N.
Question
Type of response
1
How many patients with LRRC were managed within the MDT of your unit in a 24-month period between January 2013 and December 2014?
Range
2
How many patients were operated upon within the same period for rectal cancer?
Range
3
Was the patient directly referred to your unit by a GP or referred by another hospital/consultant?
Multiple options
4
Do you follow current guidelines for the preoperative radiological staging pathway?
Y/N
5
How many patients underwent MRI before surgery?
Multiple options
6
How many patients received presurgical irradiation?
Multiple options
7
How many of those patients were previously radiated with a neoadjuvant intent for the primary tumor?
Range
8
What was the nature of the recurrence requiring surgery?
Multiple options
9
What kind of surgery was performed?
Multiple options
10
What was the median hospital stay in days?
Range
11
What was the 30-day mortality rate?
Range
12
What was the grade 3–4 Clavien-Dindo complication rate?
Range
13
Was surgery for pelvic recurrence associated with surgery for metastases?
Y/N
14
If yes, what kind of resection?
Multiple options
15
Was surgery for pelvic recurrence only palliative?
Y/N
15.3 Results
15.3.1 Number of Treated Cases
The majority of involved centers treat fewer than ten cases per year of pelvic recurrence (18/37) despite most of these units having >20 cases of RC referred per year (34/37). These data clearly depict that referral of patients with recurrent pelvic CRC to a surgical unit does not follow a predetermined and dedicated regional or territorial pathway. Referrals occur preferentially from other specialists (26/37; namely, medical oncologists), and only seldom (7/37) from the general practitioner or from another surgical unit (4/37).

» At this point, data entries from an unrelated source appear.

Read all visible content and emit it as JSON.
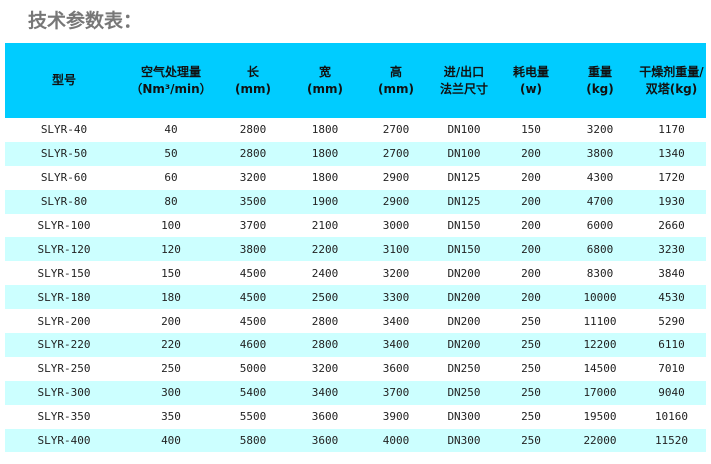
{
  "title": "技术参数表：",
  "headers": [
    {
      "l1": "型号",
      "l2": ""
    },
    {
      "l1": "空气处理量",
      "l2": "（Nm³/min）"
    },
    {
      "l1": "长",
      "l2": "(mm)"
    },
    {
      "l1": "宽",
      "l2": "(mm)"
    },
    {
      "l1": "高",
      "l2": "(mm)"
    },
    {
      "l1": "进/出口",
      "l2": "法兰尺寸"
    },
    {
      "l1": "耗电量",
      "l2": "(w)"
    },
    {
      "l1": "重量",
      "l2": "(kg)"
    },
    {
      "l1": "干燥剂重量/",
      "l2": "双塔(kg)"
    }
  ],
  "colors": {
    "header_bg": "#00ccff",
    "alt_row_bg": "#ccffff"
  },
  "rows": [
    [
      "SLYR-40",
      "40",
      "2800",
      "1800",
      "2700",
      "DN100",
      "150",
      "3200",
      "1170"
    ],
    [
      "SLYR-50",
      "50",
      "2800",
      "1800",
      "2700",
      "DN100",
      "200",
      "3800",
      "1340"
    ],
    [
      "SLYR-60",
      "60",
      "3200",
      "1800",
      "2900",
      "DN125",
      "200",
      "4300",
      "1720"
    ],
    [
      "SLYR-80",
      "80",
      "3500",
      "1900",
      "2900",
      "DN125",
      "200",
      "4700",
      "1930"
    ],
    [
      "SLYR-100",
      "100",
      "3700",
      "2100",
      "3000",
      "DN150",
      "200",
      "6000",
      "2660"
    ],
    [
      "SLYR-120",
      "120",
      "3800",
      "2200",
      "3100",
      "DN150",
      "200",
      "6800",
      "3230"
    ],
    [
      "SLYR-150",
      "150",
      "4500",
      "2400",
      "3200",
      "DN200",
      "200",
      "8300",
      "3840"
    ],
    [
      "SLYR-180",
      "180",
      "4500",
      "2500",
      "3300",
      "DN200",
      "200",
      "10000",
      "4530"
    ],
    [
      "SLYR-200",
      "200",
      "4500",
      "2800",
      "3400",
      "DN200",
      "250",
      "11100",
      "5290"
    ],
    [
      "SLYR-220",
      "220",
      "4600",
      "2800",
      "3400",
      "DN200",
      "250",
      "12200",
      "6110"
    ],
    [
      "SLYR-250",
      "250",
      "5000",
      "3200",
      "3600",
      "DN250",
      "250",
      "14500",
      "7010"
    ],
    [
      "SLYR-300",
      "300",
      "5400",
      "3400",
      "3700",
      "DN250",
      "250",
      "17000",
      "9040"
    ],
    [
      "SLYR-350",
      "350",
      "5500",
      "3600",
      "3900",
      "DN300",
      "250",
      "19500",
      "10160"
    ],
    [
      "SLYR-400",
      "400",
      "5800",
      "3600",
      "4000",
      "DN300",
      "250",
      "22000",
      "11520"
    ]
  ]
}
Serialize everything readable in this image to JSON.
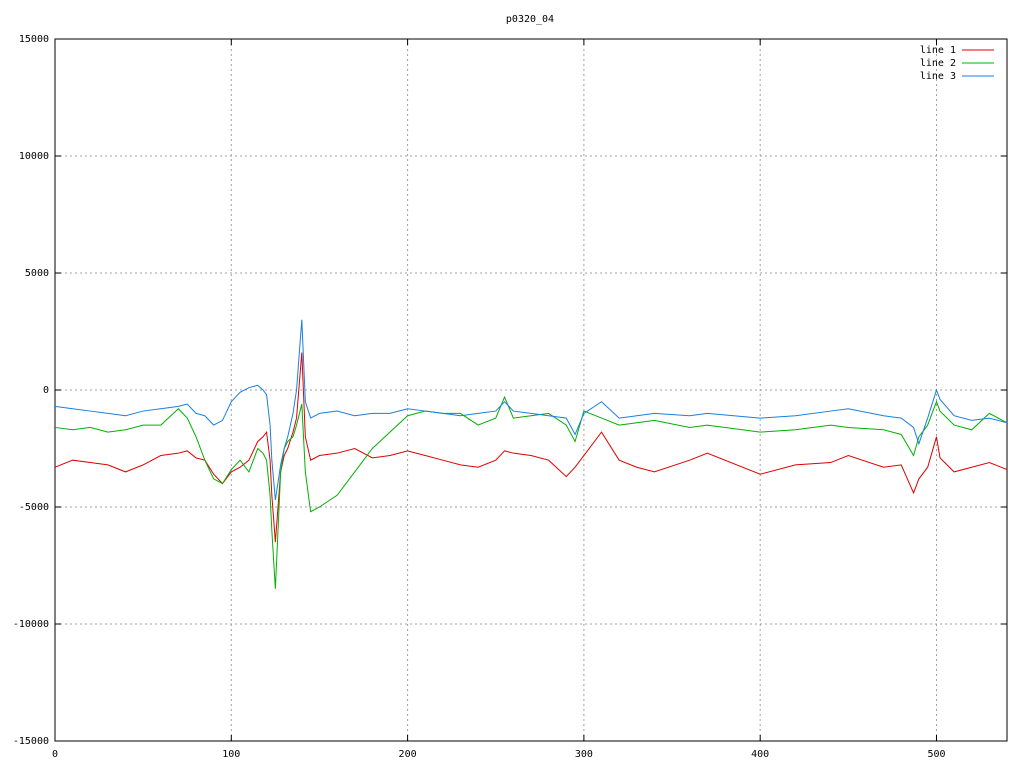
{
  "chart_data": {
    "type": "line",
    "title": "p0320_04",
    "x": [
      0,
      10,
      20,
      30,
      40,
      50,
      60,
      70,
      75,
      80,
      85,
      90,
      95,
      100,
      105,
      110,
      115,
      118,
      120,
      122,
      123,
      125,
      128,
      130,
      132,
      135,
      137,
      140,
      142,
      145,
      150,
      160,
      170,
      180,
      190,
      200,
      210,
      220,
      230,
      240,
      250,
      255,
      260,
      270,
      280,
      290,
      295,
      300,
      310,
      320,
      330,
      340,
      360,
      370,
      400,
      420,
      440,
      450,
      470,
      480,
      487,
      490,
      495,
      500,
      502,
      510,
      520,
      530,
      540
    ],
    "series": [
      {
        "name": "line 1",
        "color": "#e00000",
        "values": [
          -3300,
          -3000,
          -3100,
          -3200,
          -3500,
          -3200,
          -2800,
          -2700,
          -2600,
          -2900,
          -3000,
          -3600,
          -4000,
          -3500,
          -3300,
          -3000,
          -2200,
          -2000,
          -1800,
          -3000,
          -4500,
          -6500,
          -3500,
          -2800,
          -2500,
          -1800,
          -1200,
          1600,
          -2000,
          -3000,
          -2800,
          -2700,
          -2500,
          -2900,
          -2800,
          -2600,
          -2800,
          -3000,
          -3200,
          -3300,
          -3000,
          -2600,
          -2700,
          -2800,
          -3000,
          -3700,
          -3300,
          -2800,
          -1800,
          -3000,
          -3300,
          -3500,
          -3000,
          -2700,
          -3600,
          -3200,
          -3100,
          -2800,
          -3300,
          -3200,
          -4400,
          -3800,
          -3300,
          -2000,
          -2900,
          -3500,
          -3300,
          -3100,
          -3400
        ]
      },
      {
        "name": "line 2",
        "color": "#00b000",
        "values": [
          -1600,
          -1700,
          -1600,
          -1800,
          -1700,
          -1500,
          -1500,
          -800,
          -1200,
          -2000,
          -3000,
          -3800,
          -4000,
          -3400,
          -3000,
          -3500,
          -2500,
          -2700,
          -3000,
          -4500,
          -6000,
          -8500,
          -3500,
          -2500,
          -2200,
          -2000,
          -1500,
          -600,
          -3500,
          -5200,
          -5000,
          -4500,
          -3500,
          -2500,
          -1800,
          -1100,
          -900,
          -1000,
          -1000,
          -1500,
          -1200,
          -300,
          -1200,
          -1100,
          -1000,
          -1500,
          -2200,
          -900,
          -1200,
          -1500,
          -1400,
          -1300,
          -1600,
          -1500,
          -1800,
          -1700,
          -1500,
          -1600,
          -1700,
          -1900,
          -2800,
          -2000,
          -1500,
          -500,
          -900,
          -1500,
          -1700,
          -1000,
          -1400
        ]
      },
      {
        "name": "line 3",
        "color": "#1a7fe0",
        "values": [
          -700,
          -800,
          -900,
          -1000,
          -1100,
          -900,
          -800,
          -700,
          -600,
          -1000,
          -1100,
          -1500,
          -1300,
          -500,
          -100,
          100,
          200,
          0,
          -200,
          -1500,
          -3000,
          -4700,
          -3200,
          -2500,
          -2000,
          -1000,
          0,
          3000,
          -500,
          -1200,
          -1000,
          -900,
          -1100,
          -1000,
          -1000,
          -800,
          -900,
          -1000,
          -1100,
          -1000,
          -900,
          -500,
          -900,
          -1000,
          -1100,
          -1200,
          -1900,
          -1000,
          -500,
          -1200,
          -1100,
          -1000,
          -1100,
          -1000,
          -1200,
          -1100,
          -900,
          -800,
          -1100,
          -1200,
          -1600,
          -2300,
          -1200,
          0,
          -400,
          -1100,
          -1300,
          -1200,
          -1400
        ]
      }
    ],
    "xlim": [
      0,
      540
    ],
    "ylim": [
      -15000,
      15000
    ],
    "xticks": [
      0,
      100,
      200,
      300,
      400,
      500
    ],
    "yticks": [
      -15000,
      -10000,
      -5000,
      0,
      5000,
      10000,
      15000
    ],
    "grid": true,
    "legend": "top-right"
  }
}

15.3.2 High-Resolution Imaging Facilities and Guidelines
All centers reported following current guidelines for preoperative imaging, and this is apparently confirmed by the large majority of units in which magnetic resonance imaging (MRI) was performed before any therapeutic decision was made (26/37). Interestingly, a few centers dealt with pelvic recurrence cases without performing high-resolution MRI (3/37), and the remaining centers used it in <50% of patients.
15.3.3 Preoperative Radiation
Adoption of presurgical radiotherapy (RT) was quite diffuse. Patients were operated on for pelvic recurrence without receiving neoadjuvant RT in 10/37 centers. The remaining units (27/37) performed surgery after RT. Patients with a pelvic relapse received no preoperative RT for their primary tumor in <50% of cases in nearly half of the responding centers (18/37): in the remaining units, patients had already received a course of RT before surgery for the rectal tumor.
15.3.4 Type of Recurrence Treated
Extrapelvic recurrence was treated in four centers; anastomotic recurrence was reported by seven centers. Central pelvic recurrences were mostly treated in 22/37 centers, and nodal recurrences were reported by four units.
15.3.5 Type of Surgery
Posterior pelvectomy was the most common approach in 9/37 centers and anterior pelvectomy in 6/37. Total pelvic exenteration was the operation of choice in six centers. In 15/37 centers, all approaches were used, including sacrectomy if needed. In one center no surgery was performed.
15.3.5.1 Additional Surgery
Additional surgery was mainly for liver metastases, and the surgical procedure was predominantly deemed curative in only ten centers in which operations with a palliative intent were performed.
15.3.6 Outcome Reporting: Hospital Stay, Mortality Rate, Complications Rate
Hospital stay ranged from 6 to 30 days; 30-day mortality reached 16% in two centers (range 0–16), with the majority of them declaring no postoperative deaths. Grade 3–4 complication rates ranged from 0% to 100%.
15.4 Discussion
Extensive surgery for locally recurrent CRC can improve survival and provide acceptable morbidity rates in selected patients [13]. Along with neoadjuvant and adjuvant chemoradiation therapy, it often offers curative treatment in patients once considered untreatable [14].
Multidisciplinary team experience is crucial. Hospital volume strictly relates to the confidence acquired by the team, and the number of referrals quite easily depicts the opportunity to increase patient quality of care and outcomes. Despite the fact that in several countries centralization of RC therapy has been introduced and implemented, in Italy, referral of RC patients is still not governed by national or regional programs. Differences in surgical approach and in the diagnostic pathways used can be seen even within the same metropolitan areas, with some patients going straight to surgery without proper staging and multidisciplinary case discussion. Also, surgery is often performed in low-volume hospitals, and despite the surgeon’s experience possibly being adequate, not always guarantees optimal outcome. The same situation exists for pelvic recurrence: established team experience is a fundamental factor in achieving the expected outcome for such a demanding clinical circumstance [15–17].